Issue with 7.0-RELEASE and Realtek RTL8168/8111 PCI-E Gigabit
Ethernet NIC
Lukas Razik
freebsd at razik.name
Wed Aug 13 10:26:32 UTC 2008
Hello!
>>I'm happy to see that it could work with the newest 7.0-STABLE tree because I
>>don't want to buy a new NIC which works with FreeBSD.
>
>
> Be aware that Realtek NICs have a history of being incredibly buggy and
> having very odd engineering design flaws.
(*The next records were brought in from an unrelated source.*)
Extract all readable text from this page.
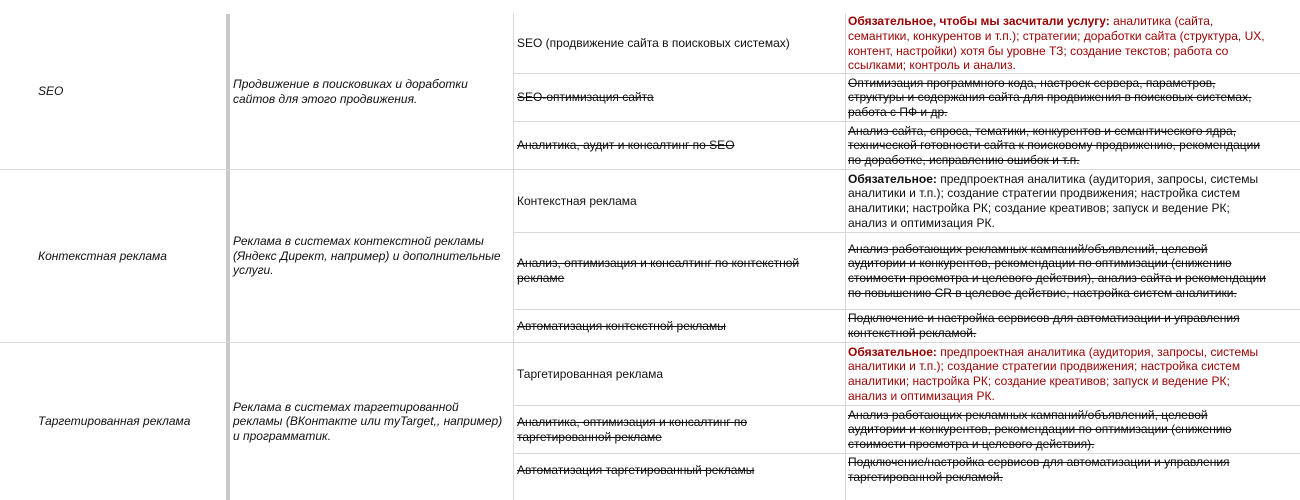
SEO
Продвижение в поисковиках и доработки сайтов для этого продвижения.
SEO (продвижение сайта в поисковых системах)
Обязательное, чтобы мы засчитали услугу: аналитика (сайта, семантики, конкурентов и т.п.); стратегии; доработки сайта (структура, UX, контент, настройки) хотя бы уровне ТЗ; создание текстов; работа со ссылками; контроль и анализ.
SEO-оптимизация сайта
Оптимизация программного кода, настроек сервера, параметров, структуры и содержания сайта для продвижения в поисковых системах, работа с ПФ и др.
Аналитика, аудит и консалтинг по SEO
Анализ сайта, спроса, тематики, конкурентов и семантического ядра, технической готовности сайта к поисковому продвижению, рекомендации по доработке, исправлению ошибок и т.п.
Контекстная реклама
Реклама в системах контекстной рекламы (Яндекс Директ, например) и дополнительные услуги.
Контекстная реклама
Обязательное: предпроектная аналитика (аудитория, запросы, системы аналитики и т.п.); создание стратегии продвижения; настройка систем аналитики; настройка РК; создание креативов; запуск и ведение РК; анализ и оптимизация РК.
Анализ, оптимизация и консалтинг по контекстной рекламе
Анализ работающих рекламных кампаний/объявлений, целевой аудитории и конкурентов, рекомендации по оптимизации (снижению стоимости просмотра и целевого действия), анализ сайта и рекомендации по повышению CR в целевое действие, настройка систем аналитики.
Автоматизация контекстной рекламы
Подключение и настройка сервисов для автоматизации и управления контекстной рекламой.
Таргетированная реклама
Реклама в системах таргетированной рекламы (ВКонтакте или myTarget,, например) и программатик.
Таргетированная реклама
Обязательное: предпроектная аналитика (аудитория, запросы, системы аналитики и т.п.); создание стратегии продвижения; настройка систем аналитики; настройка РК; создание креативов; запуск и ведение РК; анализ и оптимизация РК.
Аналитика, оптимизация и консалтинг по таргетированной рекламе
Анализ работающих рекламных кампаний/объявлений, целевой аудитории и конкурентов, рекомендации по оптимизации (снижению стоимости просмотра и целевого действия).
Автоматизация таргетированный рекламы
Подключение/настройка сервисов для автоматизации и управления таргетированной рекламой.
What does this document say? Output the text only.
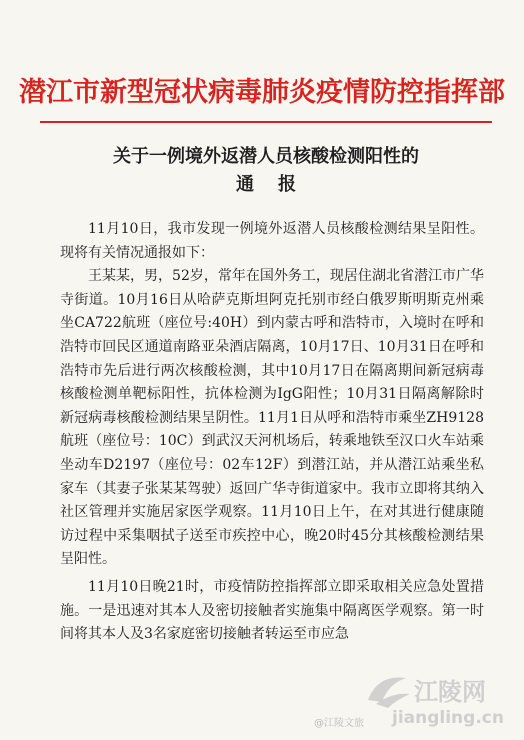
潜江市新型冠状病毒肺炎疫情防控指挥部
关于一例境外返潜人员核酸检测阳性的
通报

11月10日，我市发现一例境外返潜人员核酸检测结果呈阳性。现将有关情况通报如下：

王某某，男，52岁，常年在国外务工，现居住湖北省潜江市广华寺街道。10月16日从哈萨克斯坦阿克托别市经白俄罗斯明斯克州乘坐CA722航班（座位号:40H）到内蒙古呼和浩特市，入境时在呼和浩特市回民区通道南路亚朵酒店隔离，10月17日、10月31日在呼和浩特市先后进行两次核酸检测，其中10月17日在隔离期间新冠病毒核酸检测单靶标阳性，抗体检测为IgG阳性；10月31日隔离解除时新冠病毒核酸检测结果呈阴性。11月1日从呼和浩特市乘坐ZH9128航班（座位号：10C）到武汉天河机场后，转乘地铁至汉口火车站乘坐动车D2197（座位号：02车12F）到潜江站，并从潜江站乘坐私家车（其妻子张某某驾驶）返回广华寺街道家中。我市立即将其纳入社区管理并实施居家医学观察。11月10日上午，在对其进行健康随访过程中采集咽拭子送至市疾控中心，晚20时45分其核酸检测结果呈阳性。

11月10日晚21时，市疫情防控指挥部立即采取相关应急处置措施。一是迅速对其本人及密切接触者实施集中隔离医学观察。第一时间将其本人及3名家庭密切接触者转运至市应急

江陵网
jiangling.cn
@江陵文旅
I go to great lengths to
> avoid them on motherboards; I agree an OS should work with it, but based
> on the pain I've seen Yong-Hyeon (driver maintainer) go through when it
> comes to hardware revisions or general oddities, I often cringe at the
> idea of using a Realtek NIC in any environment I have control over.
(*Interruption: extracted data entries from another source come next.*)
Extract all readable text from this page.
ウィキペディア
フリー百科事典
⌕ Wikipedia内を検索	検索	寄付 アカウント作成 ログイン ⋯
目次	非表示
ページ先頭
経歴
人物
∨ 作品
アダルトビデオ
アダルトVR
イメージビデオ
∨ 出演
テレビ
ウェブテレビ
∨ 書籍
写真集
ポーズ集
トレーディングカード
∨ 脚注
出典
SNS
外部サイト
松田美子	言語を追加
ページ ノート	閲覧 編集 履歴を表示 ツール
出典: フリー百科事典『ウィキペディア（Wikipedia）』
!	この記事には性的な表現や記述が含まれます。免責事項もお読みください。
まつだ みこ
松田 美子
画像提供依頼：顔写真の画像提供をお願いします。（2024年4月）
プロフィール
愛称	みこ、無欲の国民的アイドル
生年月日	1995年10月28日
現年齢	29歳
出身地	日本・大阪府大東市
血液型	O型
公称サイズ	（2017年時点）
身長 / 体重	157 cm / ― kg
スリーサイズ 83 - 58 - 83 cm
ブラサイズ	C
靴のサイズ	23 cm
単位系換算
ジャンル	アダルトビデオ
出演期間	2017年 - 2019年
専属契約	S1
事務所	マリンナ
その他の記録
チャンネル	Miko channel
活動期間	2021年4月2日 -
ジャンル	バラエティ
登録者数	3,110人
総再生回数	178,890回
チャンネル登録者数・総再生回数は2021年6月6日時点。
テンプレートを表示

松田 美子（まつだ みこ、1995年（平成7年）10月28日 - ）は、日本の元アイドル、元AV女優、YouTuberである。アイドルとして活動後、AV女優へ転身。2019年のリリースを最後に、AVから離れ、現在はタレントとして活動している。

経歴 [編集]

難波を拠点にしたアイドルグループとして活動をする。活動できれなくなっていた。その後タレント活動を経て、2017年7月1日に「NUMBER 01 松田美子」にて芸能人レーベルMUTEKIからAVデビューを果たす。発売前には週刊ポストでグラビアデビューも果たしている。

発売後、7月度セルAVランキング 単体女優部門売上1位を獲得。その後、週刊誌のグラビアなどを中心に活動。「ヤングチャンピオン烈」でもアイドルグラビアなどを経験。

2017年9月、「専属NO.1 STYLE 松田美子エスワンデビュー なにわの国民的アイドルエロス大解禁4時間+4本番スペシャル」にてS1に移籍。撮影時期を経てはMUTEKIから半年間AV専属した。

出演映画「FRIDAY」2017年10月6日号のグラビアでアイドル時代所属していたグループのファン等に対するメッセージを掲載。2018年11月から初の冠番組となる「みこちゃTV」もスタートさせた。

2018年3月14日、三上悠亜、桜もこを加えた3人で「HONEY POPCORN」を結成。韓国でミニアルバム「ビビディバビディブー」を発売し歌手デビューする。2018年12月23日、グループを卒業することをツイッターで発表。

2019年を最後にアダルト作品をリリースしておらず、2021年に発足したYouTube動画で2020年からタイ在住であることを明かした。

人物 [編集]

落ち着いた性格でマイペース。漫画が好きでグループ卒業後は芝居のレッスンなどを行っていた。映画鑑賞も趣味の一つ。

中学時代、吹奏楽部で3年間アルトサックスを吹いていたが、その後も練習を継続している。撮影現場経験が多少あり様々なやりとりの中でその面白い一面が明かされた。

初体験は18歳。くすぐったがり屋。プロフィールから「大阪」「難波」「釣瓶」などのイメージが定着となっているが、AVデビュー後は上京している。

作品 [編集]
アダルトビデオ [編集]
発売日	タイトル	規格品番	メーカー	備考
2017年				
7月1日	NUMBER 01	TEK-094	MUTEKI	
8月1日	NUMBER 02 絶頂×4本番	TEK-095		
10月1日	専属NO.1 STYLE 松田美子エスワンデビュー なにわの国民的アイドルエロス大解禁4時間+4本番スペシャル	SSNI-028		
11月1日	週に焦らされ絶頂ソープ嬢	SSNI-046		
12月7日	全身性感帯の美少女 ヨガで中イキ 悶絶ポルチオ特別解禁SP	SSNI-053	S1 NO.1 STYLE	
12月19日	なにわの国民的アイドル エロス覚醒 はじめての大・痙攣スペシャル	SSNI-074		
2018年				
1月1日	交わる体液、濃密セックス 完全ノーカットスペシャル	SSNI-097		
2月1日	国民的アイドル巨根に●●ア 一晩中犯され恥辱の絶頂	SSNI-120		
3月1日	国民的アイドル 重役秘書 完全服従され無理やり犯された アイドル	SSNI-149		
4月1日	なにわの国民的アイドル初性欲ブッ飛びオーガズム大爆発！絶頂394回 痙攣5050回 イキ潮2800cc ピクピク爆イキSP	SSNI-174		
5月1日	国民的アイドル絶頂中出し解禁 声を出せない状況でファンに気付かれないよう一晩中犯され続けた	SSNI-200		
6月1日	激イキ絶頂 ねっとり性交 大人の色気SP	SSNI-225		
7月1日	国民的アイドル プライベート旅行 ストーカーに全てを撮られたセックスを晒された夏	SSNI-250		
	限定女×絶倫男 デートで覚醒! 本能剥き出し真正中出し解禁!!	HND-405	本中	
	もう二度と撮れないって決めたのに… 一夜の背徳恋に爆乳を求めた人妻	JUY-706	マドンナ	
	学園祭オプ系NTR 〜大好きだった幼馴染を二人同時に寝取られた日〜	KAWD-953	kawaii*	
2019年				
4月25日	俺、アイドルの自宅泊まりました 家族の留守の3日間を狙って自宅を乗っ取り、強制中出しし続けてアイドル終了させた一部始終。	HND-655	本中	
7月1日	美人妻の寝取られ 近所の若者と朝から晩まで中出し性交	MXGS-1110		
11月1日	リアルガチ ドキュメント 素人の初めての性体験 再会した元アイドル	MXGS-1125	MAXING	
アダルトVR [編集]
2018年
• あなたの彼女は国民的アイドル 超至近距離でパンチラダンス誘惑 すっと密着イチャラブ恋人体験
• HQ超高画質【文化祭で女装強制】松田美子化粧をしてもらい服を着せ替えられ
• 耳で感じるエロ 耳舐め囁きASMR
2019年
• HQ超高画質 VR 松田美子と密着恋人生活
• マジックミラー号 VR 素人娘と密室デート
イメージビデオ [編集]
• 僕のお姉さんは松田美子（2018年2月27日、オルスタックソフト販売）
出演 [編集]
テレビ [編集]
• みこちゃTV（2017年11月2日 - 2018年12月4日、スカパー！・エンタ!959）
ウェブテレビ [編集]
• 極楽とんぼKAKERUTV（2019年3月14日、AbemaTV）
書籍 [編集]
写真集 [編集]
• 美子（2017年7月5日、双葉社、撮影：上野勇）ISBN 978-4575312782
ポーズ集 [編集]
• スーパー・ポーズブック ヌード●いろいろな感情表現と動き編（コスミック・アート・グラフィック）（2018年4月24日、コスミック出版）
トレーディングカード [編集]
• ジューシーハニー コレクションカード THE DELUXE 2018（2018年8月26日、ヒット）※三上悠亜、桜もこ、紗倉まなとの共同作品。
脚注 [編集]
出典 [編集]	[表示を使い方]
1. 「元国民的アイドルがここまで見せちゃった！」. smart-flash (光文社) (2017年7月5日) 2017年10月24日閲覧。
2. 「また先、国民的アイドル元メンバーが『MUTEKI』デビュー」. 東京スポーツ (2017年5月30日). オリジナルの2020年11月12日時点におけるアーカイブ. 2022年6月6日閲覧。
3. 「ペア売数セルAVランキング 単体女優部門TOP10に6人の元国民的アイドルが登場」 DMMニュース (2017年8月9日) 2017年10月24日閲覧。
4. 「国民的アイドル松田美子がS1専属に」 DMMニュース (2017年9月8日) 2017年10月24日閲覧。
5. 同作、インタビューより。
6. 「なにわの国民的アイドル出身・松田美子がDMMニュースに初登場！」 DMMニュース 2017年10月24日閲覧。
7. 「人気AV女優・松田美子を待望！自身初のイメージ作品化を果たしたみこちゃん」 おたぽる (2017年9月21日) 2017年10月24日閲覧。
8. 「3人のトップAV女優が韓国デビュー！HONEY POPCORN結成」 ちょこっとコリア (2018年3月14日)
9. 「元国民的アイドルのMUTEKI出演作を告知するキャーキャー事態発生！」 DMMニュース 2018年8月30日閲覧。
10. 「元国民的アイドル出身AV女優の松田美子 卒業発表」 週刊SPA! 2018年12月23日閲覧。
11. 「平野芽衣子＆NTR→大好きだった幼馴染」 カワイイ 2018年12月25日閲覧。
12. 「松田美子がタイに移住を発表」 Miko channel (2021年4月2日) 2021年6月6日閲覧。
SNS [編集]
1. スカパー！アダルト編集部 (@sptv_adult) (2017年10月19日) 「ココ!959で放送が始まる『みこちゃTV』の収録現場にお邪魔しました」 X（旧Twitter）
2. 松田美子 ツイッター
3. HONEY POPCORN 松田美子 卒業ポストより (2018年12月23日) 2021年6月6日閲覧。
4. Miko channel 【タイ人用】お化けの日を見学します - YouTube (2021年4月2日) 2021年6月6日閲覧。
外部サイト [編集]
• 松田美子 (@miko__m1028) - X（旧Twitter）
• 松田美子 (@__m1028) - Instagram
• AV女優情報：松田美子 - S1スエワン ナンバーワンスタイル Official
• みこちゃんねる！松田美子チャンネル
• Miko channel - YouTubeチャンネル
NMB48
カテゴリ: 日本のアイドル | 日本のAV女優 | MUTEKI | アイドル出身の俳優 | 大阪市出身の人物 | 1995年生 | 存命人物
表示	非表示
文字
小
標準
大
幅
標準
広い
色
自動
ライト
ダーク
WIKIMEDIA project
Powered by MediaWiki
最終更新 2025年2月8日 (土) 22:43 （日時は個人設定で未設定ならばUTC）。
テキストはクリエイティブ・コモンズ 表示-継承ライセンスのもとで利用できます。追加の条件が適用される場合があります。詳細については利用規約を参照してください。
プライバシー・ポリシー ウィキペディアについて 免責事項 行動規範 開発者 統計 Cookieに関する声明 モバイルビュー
> (I've blogged about how Realtek more or less dominates the consumer
> market with their NIC/PHYs, which is quite scary considering the bugs
> even in their Windows drivers.)
>
> I am very, very thankful we have an active rl(4) and re(4) driver
> maintainer, though. :-)
I know that there are better NICs (in the past I had some from Intel)
but the system is only for personal use and I don't need a "optimal
working" Ethernet network, so the onboard RTL NICs should be enough for
my purposes...
>>I use FreeBSD for 90%
>>(for some years now) and therefore I also bought a 3ware 8006-2LP Hardware-
>>RAID controller and will buy a second HighPoint 3120 HW-RAID controller (which
>>is less expensive) because I had bad experiences with the Fake- (or
>>Pseudo-)RAID controllers like the "normal" onboard controllers and others
>>(Promise FastTrak 4310 etc.).
>
>
> I have a tendency to like Intel (and occasionally nVidia, but highly
> prefer Intel) ICH controllers simply because Intel has fantastic product
> errata, and the ICH controllers have performed quite well over the
> years. They're also used on server hardware (read: Supermicro).
>
> But in this day and age, one of the best SATA controllers for FreeBSD is
> an Areca controller. They're somewhat expensive (comparatively), but
> the performance is apparently stunning, combined with decent FreeBSD
> drivers that utilise CAM and da(4) (yes, despite the disks being SATA).
> Every time people mention them on the lists, the response is the same:
> amazing performance, and really good driver + administrative support
> (e.g. software administrative utilities).
>
> I do wish Areca made a less expensive controller with less features,
> intended for "tech-savvy" consumer use, in the US$125 or less price
> range.
I've read about the Areca (aka Tekram?) controllers and the good support
by FreeBSD but as I told you, I have a 3ware controller and I'me _very_
happy with it. But now I need a second one (with PCIe x1 and two SATA
ports) for RAID1 because it seems as if the RAID-functionallity of my
onboard ICH9R controller isn't supported by FreeBSD and Linux but I want
to do further testing...
I've looked for such an Areca HW-RAID controller some days ago because
of my bad experiences with the Fake-RAID controllers in the past and
I've found the new Areca ARC-1200:
http://www.areca.com.tw/products/2ports.htm
but here in Germany it's with ~140EUR even more expensive than the 3ware
9650SE-2LP which is listed for ~130EUR:
http://www.3ware.com/products/serial_ata2-9650.asp
Then I've seen that HighPoint doesn't produce only cheap Fake-RAID cards
but also the HighPoint RocketRAID 3120 HW-RAID controller which is
listed for only ~100EUR and which ostensibly has a good Linux/FreeBSD
support.
If I will not be able to get the ICH9R working stable with FreeBSD and
Linux, then I will buy the HighPoint 3120. If it works good and I have
the time then I'll benchmark it against the 3ware 8006-2LP under FreeBSD...
>>Now I also have troubles with FreeBSD and the ICH9R SATA-controller
>>and it's RAID functionality.
>
>
> I'm not surprised. FreeBSD's Intel MatrixRAID support is very
> dangerous, I would not recommend using it if your data matters. There
> are a few PRs which contain patches that address some of the concerns,
> but out-of-the-box, I'd recommend avoiding Intel MatrixRAID on FreeBSD.
>
Then I can save my time... :-)
Thanks for your answer with all information!